All My Puny Sorrows
She wanted to die; I wanted her to live. We were enemies, but we loved each other. These words are spoken by Yolandi (“Yoli”), the narrator of Miriam Toews’ All My Puny Sorrows, and they encapsulate her relationship with her sister Elfrieda (“Elf”). Elf is a world renowned concert pianist who has attempted suicide multiple times; Yoli is a writer who dropped everything to be with her in the psych ward. Painful as it is to live, Yoli insists to Elf that life is worth it. But for Elf, death always beckons louder than any concerto.

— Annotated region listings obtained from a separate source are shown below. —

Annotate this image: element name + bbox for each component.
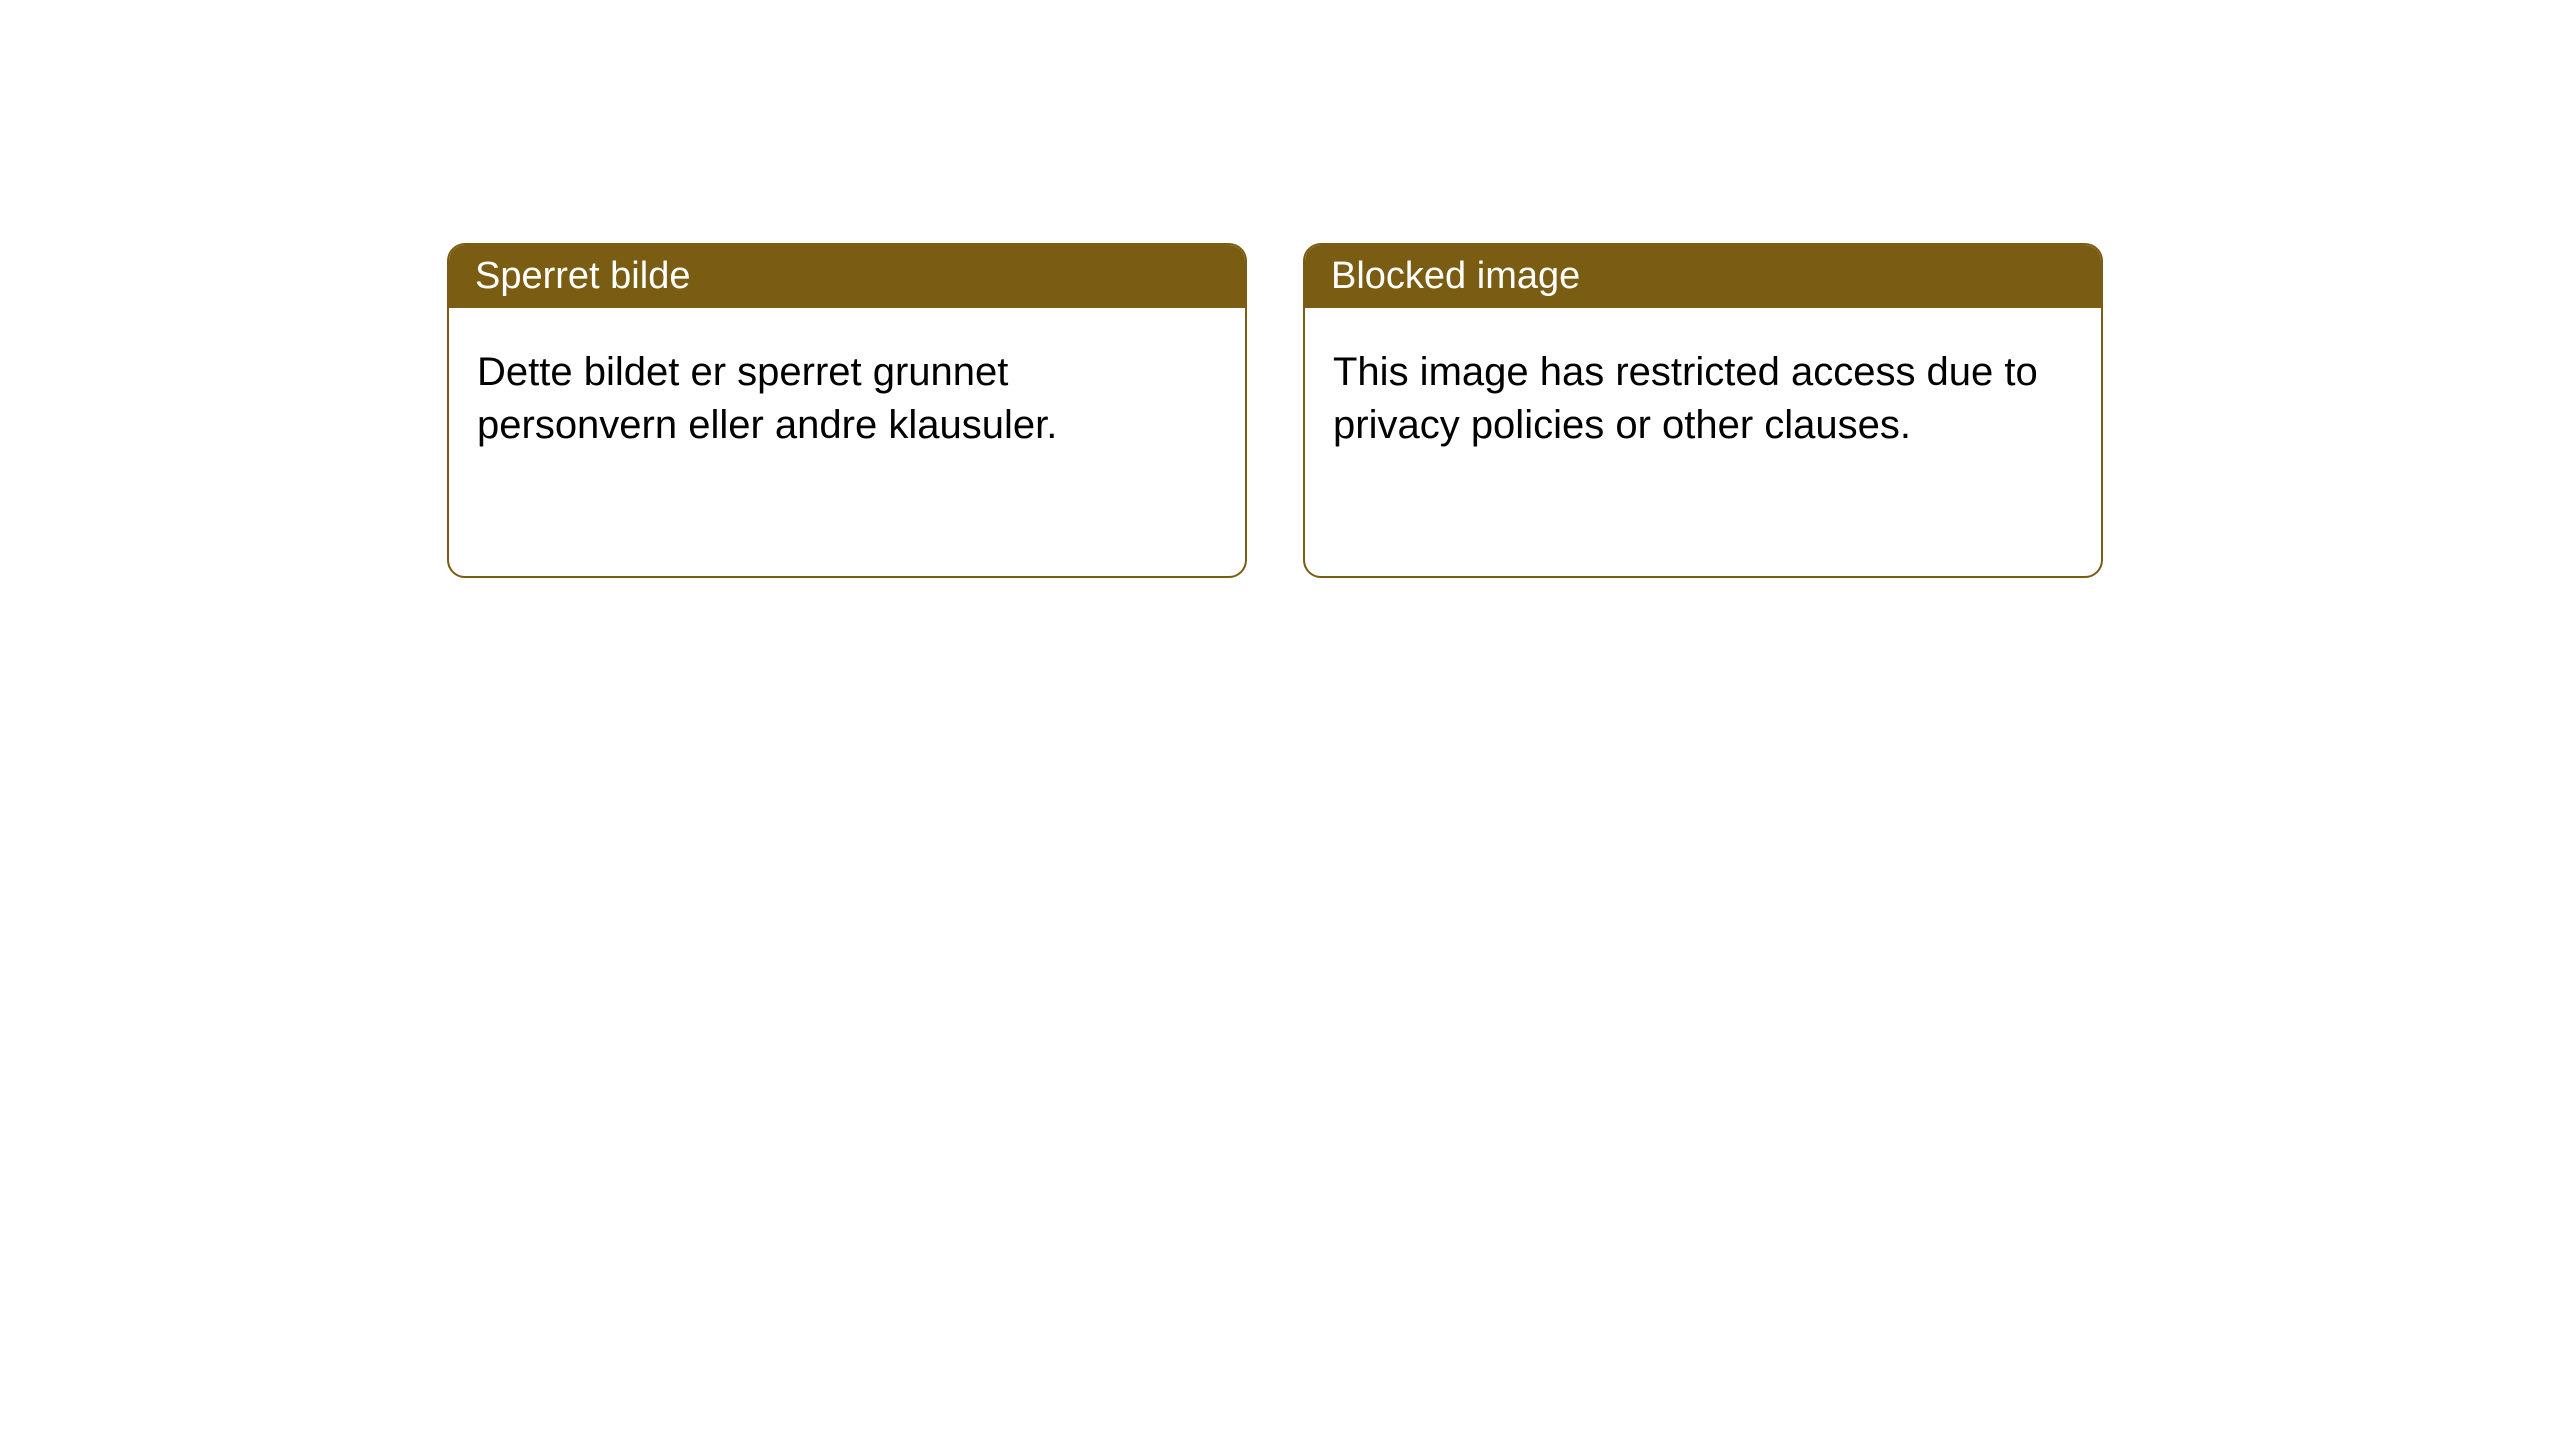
notice-container: Sperret bilde Dette bildet er sperret gr… <box>447 243 2103 578</box>
notice-box-norwegian: Sperret bilde Dette bildet er sperret gr… <box>447 243 1247 578</box>
notice-box-english: Blocked image This image has restricted … <box>1303 243 2103 578</box>
notice-body-norwegian: Dette bildet er sperret grunnet personve… <box>449 308 1245 490</box>
notice-header-norwegian: Sperret bilde <box>449 245 1245 308</box>
notice-header-english: Blocked image <box>1305 245 2101 308</box>
notice-body-english: This image has restricted access due to … <box>1305 308 2101 490</box>
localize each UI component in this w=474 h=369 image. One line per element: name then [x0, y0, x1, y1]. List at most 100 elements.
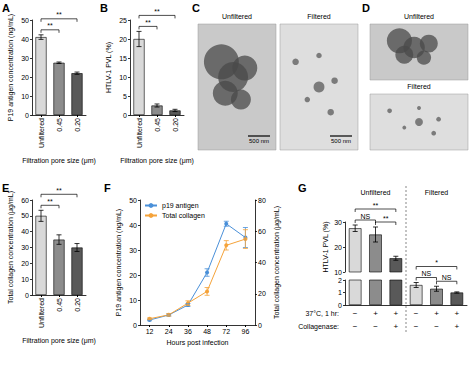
svg-text:NS: NS: [421, 270, 431, 277]
svg-text:Total collagen concentration (: Total collagen concentration (μg/mL): [273, 206, 281, 319]
svg-text:20: 20: [21, 260, 29, 267]
svg-text:0: 0: [338, 302, 342, 309]
svg-text:C: C: [192, 2, 200, 14]
svg-text:50: 50: [21, 17, 29, 24]
svg-text:60: 60: [258, 228, 266, 235]
svg-text:HTLV-1 PVL (%): HTLV-1 PVL (%): [322, 222, 330, 273]
svg-text:+: +: [454, 322, 459, 331]
svg-text:P19 antigen concentration (ng/: P19 antigen concentration (ng/mL): [115, 209, 123, 316]
svg-text:12: 12: [146, 328, 154, 335]
svg-text:**: **: [383, 215, 389, 222]
svg-text:10: 10: [21, 276, 29, 283]
svg-text:+: +: [454, 309, 459, 318]
svg-text:10: 10: [21, 93, 29, 100]
svg-text:1: 1: [338, 289, 342, 296]
svg-text:+: +: [393, 309, 398, 318]
svg-text:10: 10: [129, 297, 137, 304]
svg-text:Unfiltered: Unfiltered: [222, 13, 252, 20]
svg-text:20: 20: [258, 290, 266, 297]
svg-text:**: **: [56, 11, 62, 18]
svg-text:80: 80: [258, 197, 266, 204]
svg-text:NS: NS: [360, 213, 370, 220]
svg-text:Unfiltered: Unfiltered: [38, 118, 45, 148]
svg-text:37°C, 1 hr:: 37°C, 1 hr:: [305, 310, 339, 317]
svg-text:**: **: [154, 8, 160, 15]
svg-text:**: **: [56, 187, 62, 194]
svg-text:Filtration pore size (μm): Filtration pore size (μm): [120, 157, 194, 165]
svg-text:40: 40: [129, 222, 137, 229]
svg-text:24: 24: [165, 328, 173, 335]
svg-text:50: 50: [129, 197, 137, 204]
svg-text:30: 30: [21, 244, 29, 251]
svg-text:96: 96: [242, 328, 250, 335]
svg-text:Hours post infection: Hours post infection: [167, 339, 229, 347]
svg-text:−: −: [414, 309, 419, 318]
svg-text:Filtered: Filtered: [425, 189, 448, 196]
svg-text:40: 40: [258, 259, 266, 266]
svg-text:D: D: [362, 2, 370, 14]
svg-text:Filtered: Filtered: [407, 83, 430, 90]
svg-text:**: **: [373, 202, 379, 209]
svg-text:−: −: [353, 309, 358, 318]
svg-text:5: 5: [123, 93, 127, 100]
svg-text:+: +: [434, 309, 439, 318]
svg-text:+: +: [373, 309, 378, 318]
svg-text:0.45: 0.45: [56, 118, 63, 132]
svg-text:Filtered: Filtered: [307, 13, 330, 20]
svg-text:0.20: 0.20: [74, 118, 81, 132]
svg-text:30: 30: [334, 219, 342, 226]
svg-text:HTLV-1 PVL (%): HTLV-1 PVL (%): [105, 42, 113, 93]
svg-text:**: **: [47, 198, 53, 205]
svg-text:48: 48: [203, 328, 211, 335]
svg-text:500 nm: 500 nm: [331, 138, 351, 144]
svg-text:500 nm: 500 nm: [249, 138, 269, 144]
svg-text:*: *: [435, 259, 438, 266]
svg-text:36: 36: [184, 328, 192, 335]
svg-text:15: 15: [119, 55, 127, 62]
svg-text:Total collagen concentration (: Total collagen concentration (μg/mL): [7, 191, 15, 304]
svg-text:0.20: 0.20: [74, 298, 81, 312]
svg-text:0: 0: [133, 322, 137, 329]
svg-text:0: 0: [25, 292, 29, 299]
svg-text:−: −: [373, 322, 378, 331]
svg-text:A: A: [2, 2, 10, 14]
svg-text:G: G: [298, 182, 307, 194]
svg-text:Unfiltered: Unfiltered: [404, 13, 434, 20]
svg-text:25: 25: [119, 17, 127, 24]
svg-text:**: **: [145, 19, 151, 26]
svg-text:0.20: 0.20: [172, 118, 179, 132]
svg-text:40: 40: [21, 228, 29, 235]
svg-text:NS: NS: [442, 274, 452, 281]
svg-text:0: 0: [25, 112, 29, 119]
svg-text:20: 20: [119, 36, 127, 43]
svg-text:+: +: [393, 322, 398, 331]
svg-text:Collagenase:: Collagenase:: [298, 323, 339, 331]
svg-text:Total collagen: Total collagen: [162, 212, 205, 220]
svg-text:10: 10: [119, 74, 127, 81]
svg-text:30: 30: [129, 247, 137, 254]
svg-text:10: 10: [334, 269, 342, 276]
svg-text:72: 72: [222, 328, 230, 335]
svg-text:0: 0: [258, 322, 262, 329]
svg-text:0.45: 0.45: [56, 298, 63, 312]
svg-text:20: 20: [21, 74, 29, 81]
svg-text:Unfiltered: Unfiltered: [136, 118, 143, 148]
svg-text:B: B: [100, 2, 108, 14]
svg-text:40: 40: [21, 36, 29, 43]
svg-text:F: F: [104, 182, 111, 194]
svg-text:Filtration pore size (μm): Filtration pore size (μm): [22, 337, 96, 345]
svg-text:0.45: 0.45: [154, 118, 161, 132]
svg-text:Unfiltered: Unfiltered: [361, 189, 391, 196]
svg-text:−: −: [434, 322, 439, 331]
svg-text:50: 50: [21, 212, 29, 219]
svg-text:30: 30: [21, 55, 29, 62]
svg-text:Filtration pore size (μm): Filtration pore size (μm): [22, 157, 96, 165]
svg-text:20: 20: [129, 272, 137, 279]
svg-text:P19 antigen concentration (ng/: P19 antigen concentration (ng/mL): [7, 14, 15, 121]
svg-text:Unfiltered: Unfiltered: [38, 298, 45, 328]
svg-text:0: 0: [123, 112, 127, 119]
svg-text:**: **: [47, 22, 53, 29]
svg-text:2: 2: [338, 277, 342, 284]
svg-text:20: 20: [334, 244, 342, 251]
svg-text:−: −: [414, 322, 419, 331]
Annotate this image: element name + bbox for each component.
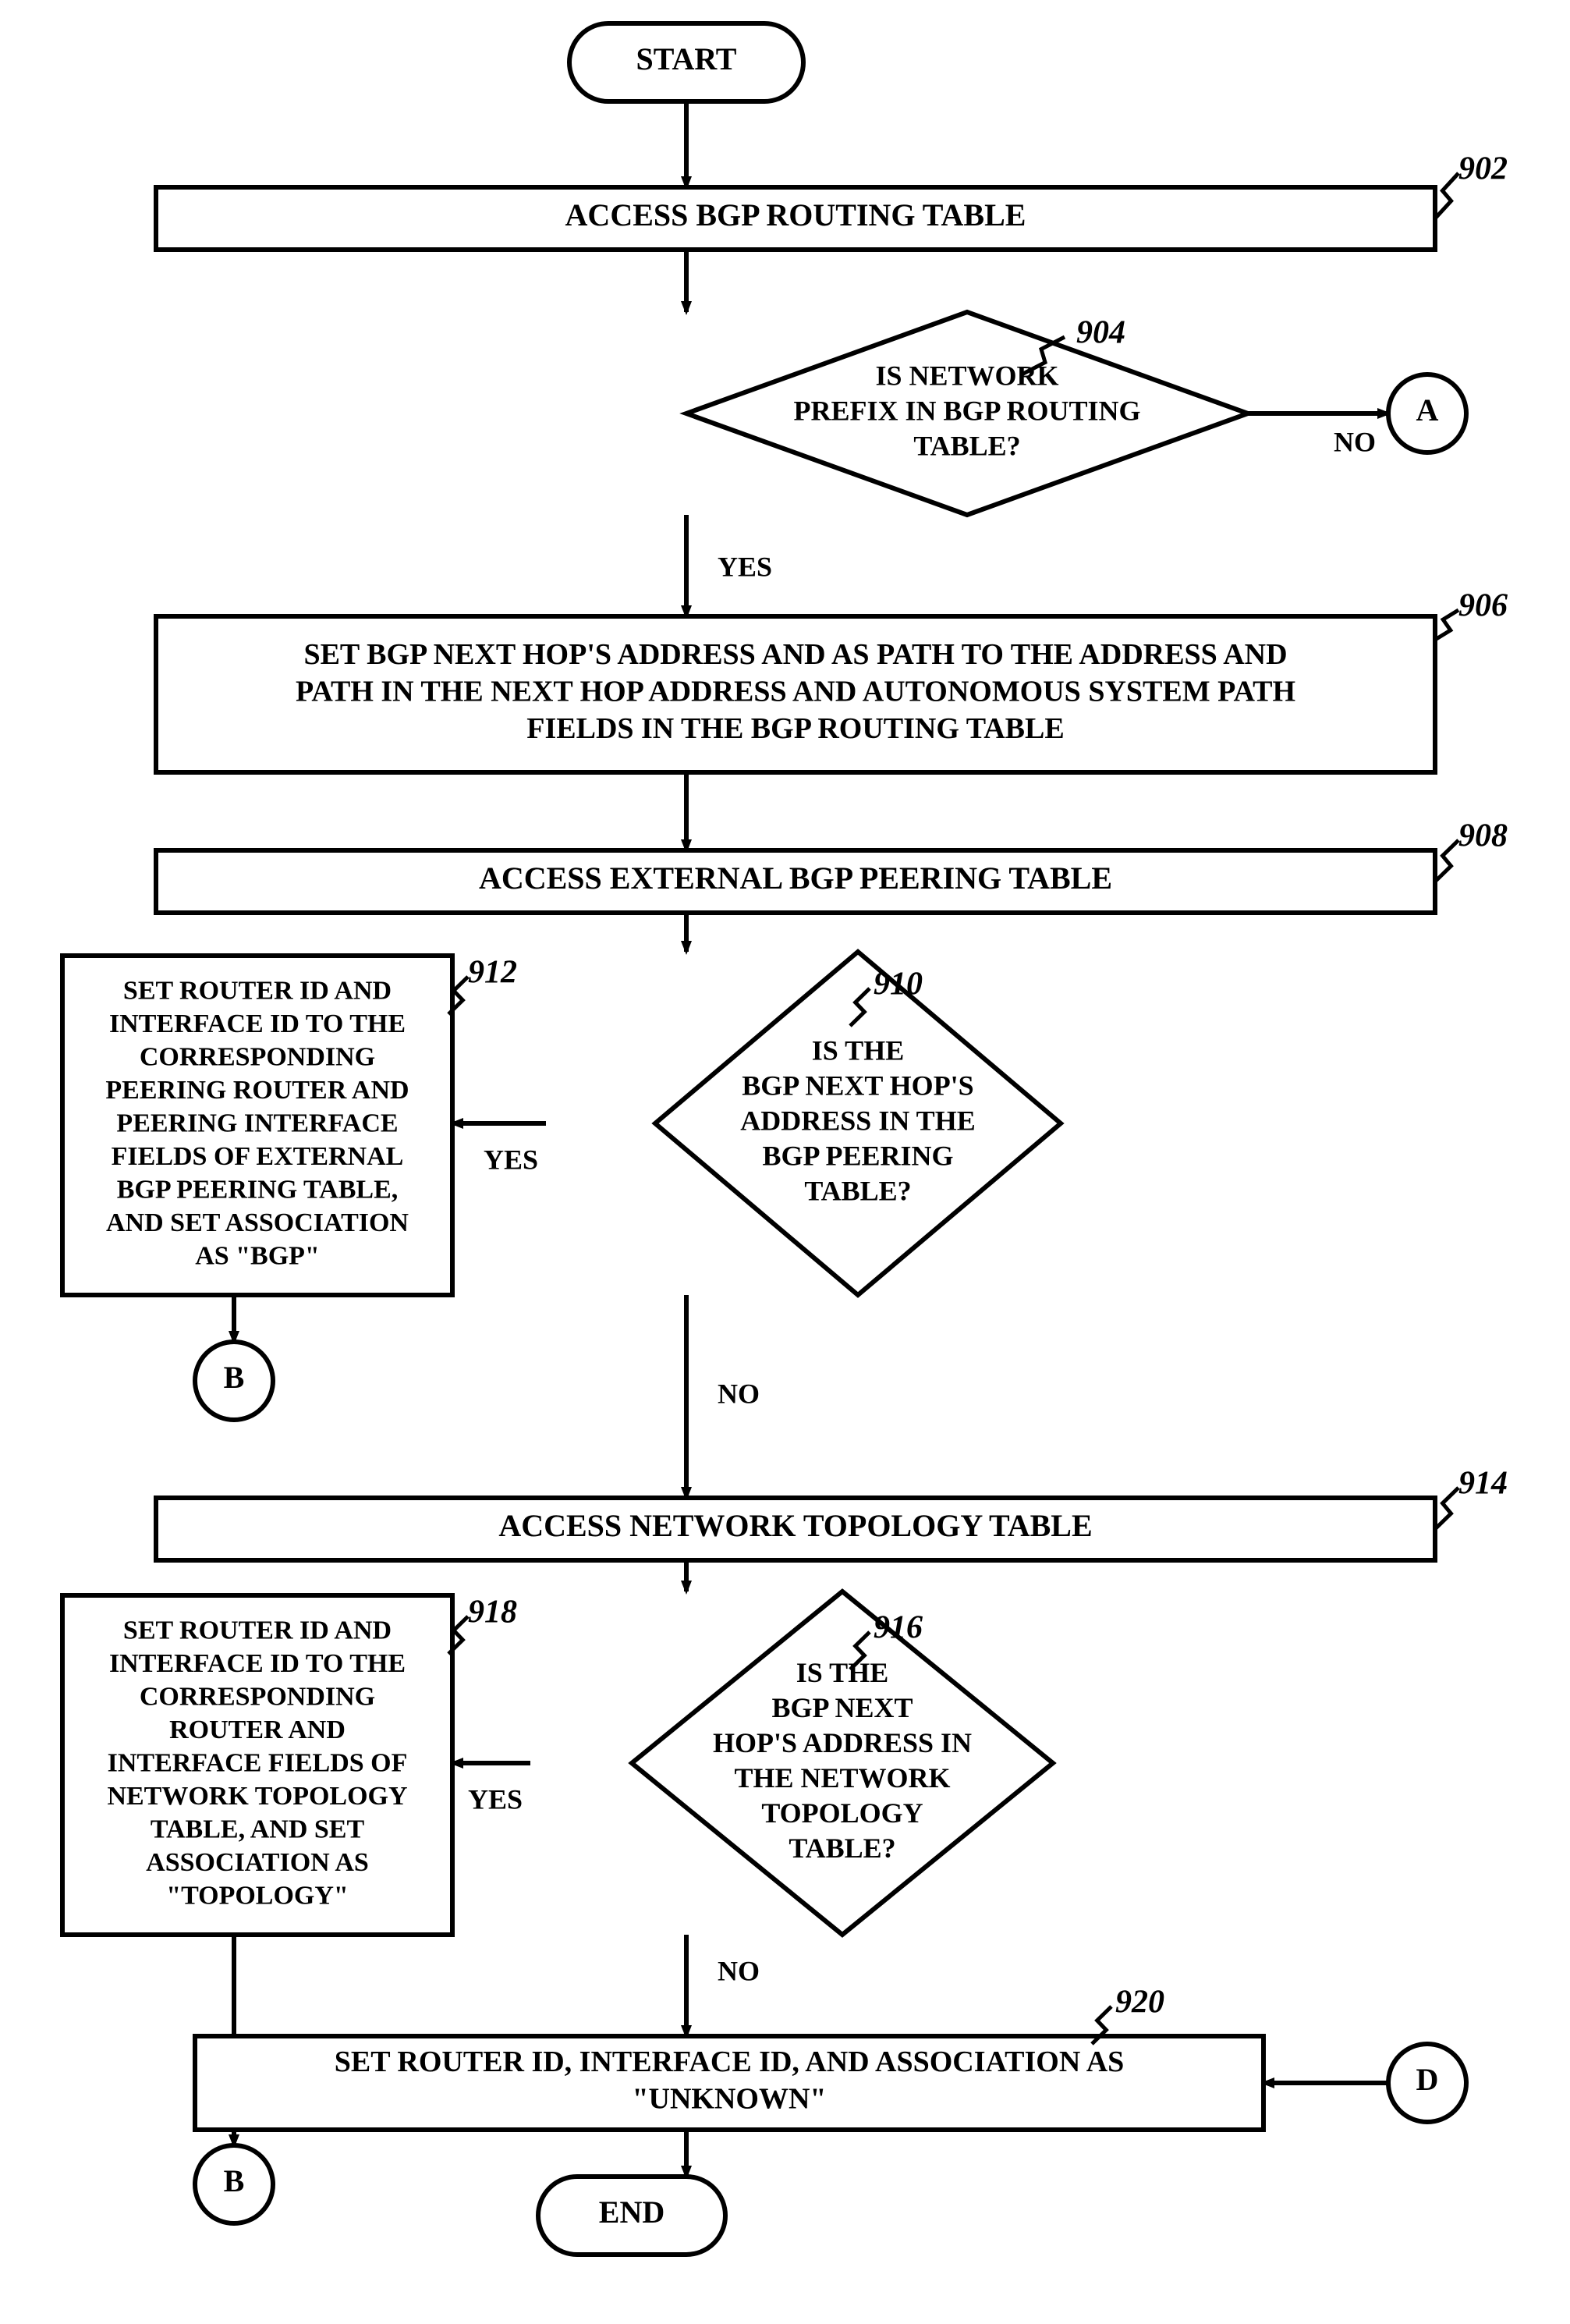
svg-text:FIELDS OF EXTERNAL: FIELDS OF EXTERNAL (112, 1142, 404, 1171)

Toews’ book is funny and sharp-witted even at its darkest moments; the adaptation by director Michael McGowan boasts two equally powerful performances, from Sarah Gadon (as Yoli) and Alison Pill (as Elf). The pace of “All My Puny Sorrows” both the novel and the film is slow enough that every minute detail gets space to breathe, but the movie’s tone remains muted throughout. It feels like everything’s happening underwater which runs counter to a story about generational trauma surrounding suicide.
Elf and Yoli grew up in Winnipeg’s tight-knit Mennonite community under their father Jake (Donal Logue), who clashed with church elders when he let Elf go away to study music at college; likewise for Jake creating a small library in town. Then he died by suicide soon after, leaving behind Lottie (Mare Winningham), his wife and the girls’ mother figure: tough as nails on the outside but softened over time because she carried on alone. Lottie tells Yoli point blank while they’re packing clothes into suitcases before flying back from Toronto: “You carry a lot of sadness for that, I’m sorry.”
Once Elf lands herself back in hospital after attempt no. 2, Yoli flies from Ontario to Winnipeg to “circle the wagons.” Elf wants Yoli’s help getting Switzerland, where there’s an assisted-suicide clinic that takes Canadian citizens. The sisters’ banter is biting and crass; both are well-read and will quote D.H. Lawrence or Paul Valéry at one another over coffee table talk. Days before Elf tried killing herself, she mailed Larkin poem to their house; it was folded up inside her suicide note: “Days.”
Elf did everything right: married a good man named Nic (Aly Mawji), who seems supportive if not particularly useful; became successful pianist on international level. So now what? Her psychiatrist’s ready to release her from hospital with prescription for new anti-anxiety medication, but Yoli pleads with him not to let Elf out so soon.
Starting the record, Donal Logue is on the tracks of a railway line looking at an oncoming train that would kill him but for he has chosen to die. This is one image McGowan returns to over and again. “All my puny sorrows” is full of fragments like these, collage like moments that depict pasts two little girls as sisters, glimpses of their closeness, toys they played with, woods they roamed in, their smiles.
They create an associative and subjective mood; we’re inside Yoli’s head where present time gets interrupted by memory. But the voiceover narration by Yoli is so inconsistent it never becomes an actual choice. The film definitely tells her story (or she is telling it), but the voiceover doesn’t illuminate anything and often falls silent for long stretches.
Consider another film with a similar theme: ‘night mother. A mother tries to keep her daughter from killing herself. In this movie Anne Bancroft begs against Sissy Spacek’s resigned certainty watching it is excruciatingly uncomfortable because you want the mother to succeed in convincing the daughter not to go through with it but also feel sure that she won’t or can’t change her mind now; she’s gone already really just needs tie up some loose ends before she checks out completely; ‘night mother takes place all in one night in real time and so it’s devastating.
All my puny sorrows has all its pieces there ready to be wielded like a weapon but no one seems particularly desperate about using them or rather everyone seems resigned to not needing them at all finishing what’s already been started.
The actresses are all great Pill especially who wears Yoli’s frayed edges like an old coat (she brings some much needed levity into this otherwise very heavy affair). Yoli feels authentic as hell though Gadon mostly lies prone in a hospital bed staring off somewhere sad and far away. There are moments where the heat gets turned up under these characters when Yoli tells Elf how much she’ll miss her for example but it’s not hot enough. The temperature of this movie remains lukewarm.
Watch All Night Long For Free On Gomovies.